I thought this was a niche idea but it turns out that, according to recent polls, some of these are very popular positions here in Europe — including age restrictions.
@dalias If a police officer comes to my home and demands a search, and I respond with "papers please" — is my position fascist?
@dalias I agree! It is different, and that difference is the core of what we're talking about here IMO.
The Internet is infested with government agents propagandists bots and criminals posing as real people. I'm saying no, I don't want them.
@dalias There are hundreds of thousands of people in slave camps in SE Asia, kidnapped and abused by criminals who take advantage of Europe and other places which treat any Internet account as if it was a real person.
There are unknown numbers of state employees in Russia, steering disinformation campaigns against us.
No person will be safe once they finish their job.
Westerns don't understand how bad it's going to be if we continue to promote their behavior.
@dalias I'm for the total bam of X/Facebook/TikTok so I wouldn't call that doing the work of billionaires. They need to be treated the same way we treat television media ownership: only allow a minority of the market to be foreign owned as it has been in France, Germany and elsewhere for decades.
Factories in Cambodia/Myanmar/Russia are often either state run or state adjacent, so we're talking about invasion here and I don't believe that'd even work anyway.
@dalias With those bans in place, I'm left with smaller local social network alternatives and I don't want those to be overrun by disinformation agents and scammers either.
So, how can it be done? I don't want to take away anonymity, nor do I want the state to know which citizen is using which account. And this, in a functioning democracy (not Iran, not Russia) should be possible with an independent government institution to act as an in-between.
@dalias I'd even be satisfied with a compromise, say, if getting verified is opt-in. But it needs to be open to every citizen in compliant countries so it's not just for rich celebrities and selected authorities as it was on twitter pre-Musk.
But it'd only work if foreign corporate social media platforms are mostly banned.
@txtx Out-of-jurisdiction ("foreign") capitalist platforms are not a problem. By their capitalist nature, they want to be able to do business (usually, sell ads/influence, or sell data mined from users) in the places they have users, and that makes them vulnerable to regulation by those places' governments.
(See for example how they all submit to Chinese government demands for censorship when they want to offer products/services in China.)

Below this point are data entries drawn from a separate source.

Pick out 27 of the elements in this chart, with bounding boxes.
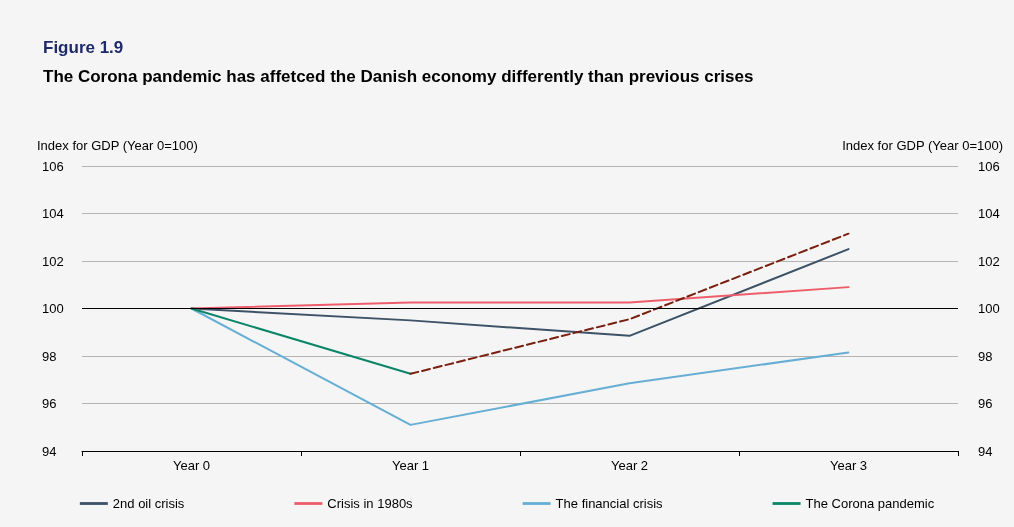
- x-tick-label: Year 2: [610, 458, 649, 473]
- legend-label: The financial crisis: [555, 496, 664, 511]
- y-tick-label: 100: [42, 301, 64, 316]
- line-series: [190, 307, 850, 426]
- y2-tick-label: 106: [978, 158, 1000, 174]
- y-tick-label: 98: [42, 348, 57, 364]
- y-tick-label: 102: [42, 253, 64, 269]
- y-tick-label: 104: [42, 206, 64, 221]
- x-tick-label: Year 1: [391, 458, 430, 473]
- y2-tick-label: 96: [978, 396, 993, 411]
- y2-tick-label: 102: [978, 253, 1000, 269]
- y2-tick-label: 100: [978, 301, 1000, 316]
- chart-title: Figure 1.9: [43, 38, 124, 57]
- y-axis-title: Index for GDP (Year 0=100): [37, 138, 198, 153]
- y-tick-label: 106: [42, 158, 64, 174]
- legend-label: Crisis in 1980s: [327, 496, 414, 511]
- y2-tick-label: 98: [978, 348, 993, 364]
- y2-tick-label: 104: [978, 206, 1000, 221]
- y-tick-label: 96: [42, 396, 57, 411]
- chart-subtitle: The Corona pandemic has affetced the Danish economy differently than previous crises: [43, 67, 754, 86]
- y2-tick-label: 94: [978, 443, 993, 459]
- y-tick-label: 94: [42, 443, 57, 459]
- x-tick-label: Year 3: [829, 458, 868, 473]
- x-tick-label: Year 0: [172, 458, 211, 473]
- legend-label: 2nd oil crisis: [112, 496, 185, 511]
- legend-label: The Corona pandemic: [805, 496, 935, 511]
- y2-axis-title: Index for GDP (Year 0=100): [842, 138, 1003, 153]
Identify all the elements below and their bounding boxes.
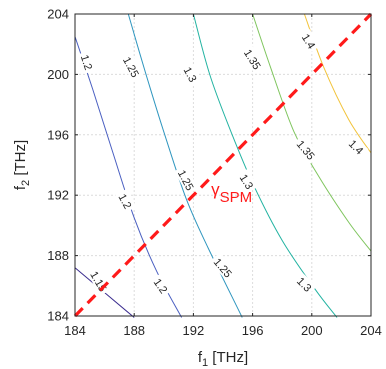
- contour-line-1.25: [127, 13, 243, 318]
- y-axis-title: f2 [THz]: [12, 140, 32, 190]
- contour-label-bg-0: [77, 50, 97, 74]
- x-tick-label-200: 200: [301, 323, 323, 338]
- x-axis-title-base: f: [198, 349, 203, 366]
- contour-label-bg-4: [298, 28, 321, 54]
- gamma-subscript: SPM: [220, 189, 253, 206]
- gamma-spm-label: γSPM: [211, 180, 252, 206]
- contour-line-1.2: [74, 36, 183, 318]
- y-axis-ticks: 184 188 192 196 200 204: [47, 7, 371, 324]
- y-tick-label-188: 188: [47, 248, 69, 263]
- contour-label-bg-13: [292, 272, 317, 296]
- x-tick-label-184: 184: [64, 323, 86, 338]
- x-axis-title-sub: 1: [202, 357, 208, 369]
- contour-label-bg-3: [240, 44, 266, 74]
- contour-label-bg-7: [236, 169, 259, 194]
- contour-label-bg-10: [86, 266, 112, 296]
- contour-label-bg-6: [174, 164, 199, 195]
- x-axis-title-rest: [THz]: [208, 349, 248, 366]
- x-axis-ticks: 184 188 192 196 200 204: [64, 14, 382, 338]
- y-tick-label-200: 200: [47, 67, 69, 82]
- y-axis-title-base: f: [12, 185, 29, 190]
- contour-label-bg-11: [149, 273, 173, 298]
- contour-label-bg-8: [292, 135, 320, 165]
- gamma-symbol: γ: [211, 180, 220, 199]
- x-tick-label-196: 196: [242, 323, 264, 338]
- y-tick-label-192: 192: [47, 188, 69, 203]
- contour-label-bg-9: [344, 134, 369, 159]
- contour-label-bg-12: [209, 252, 237, 282]
- contour-label-0: 1.2: [77, 50, 97, 74]
- plot-frame: [74, 13, 372, 317]
- contour-label-text-0: 1.2: [78, 53, 94, 71]
- contour-labels: 1.2 1.25 1.31.351.41.21.25 1.31.35 1.41.15 1.…: [77, 28, 369, 298]
- contour-label-bg-1: [119, 51, 144, 82]
- gamma-spm-line: [73, 12, 373, 318]
- y-tick-label-196: 196: [47, 127, 69, 142]
- x-tick-label-188: 188: [123, 323, 145, 338]
- x-axis-title: f1 [THz]: [198, 349, 248, 369]
- y-axis-title-rest: [THz]: [12, 140, 29, 180]
- contour-label-bg-5: [115, 188, 137, 214]
- contour-label-bg-2: [180, 62, 202, 87]
- x-tick-label-192: 192: [183, 323, 205, 338]
- contour-lines: [74, 13, 372, 318]
- x-tick-label-204: 204: [360, 323, 382, 338]
- y-axis-title-sub: 2: [20, 180, 32, 186]
- y-tick-label-184: 184: [47, 309, 69, 324]
- y-tick-label-204: 204: [47, 7, 69, 22]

The only platforms potentially not vulnerable to regulation are the ones that are not committing harm to begin with: truly noncapitalist, decentralized ones like the fediverse.
@txtx Total ban: awesome.
Letting them operate as they do now and have de facto monopolies on the public square, but with only people who can "prove they're adults" by submitting to biometric scans or handing over government ID being allowed to participate: absolutely not okay. This further entrenches a hegemony of voices aligned with the status quo and thereby with fascism, and exerts active harms upon vulnerable people - for example, LGBTQ and non-neurotypical youth no longer able to access community and support.
@dalias @txtx Honestly, for me, the age verification v identity v but bad actors is summed up for me in one statement: You do not make things better for everyone by making it worse for persecuted minorities.
Thats it. Full stop. If the method to make things “better” makes victims lives *worse* it is NOT a solution that even needs discussed, it should be instantly off the table. Shit like age verification is a mere extension of victim blaming. Lay off the victims, go after the actual baddies, then we can chat.
@sunguramy My three years living in a refugee camp is the very reason I have sympathy for the hundreds of thousands of slaves held and tortured today by criminals who abuse anonymity and lack of verification.
IMO it's a moral failing that the tech community brushes off the issue.
A proof of authenticity doesn't need to store an ID.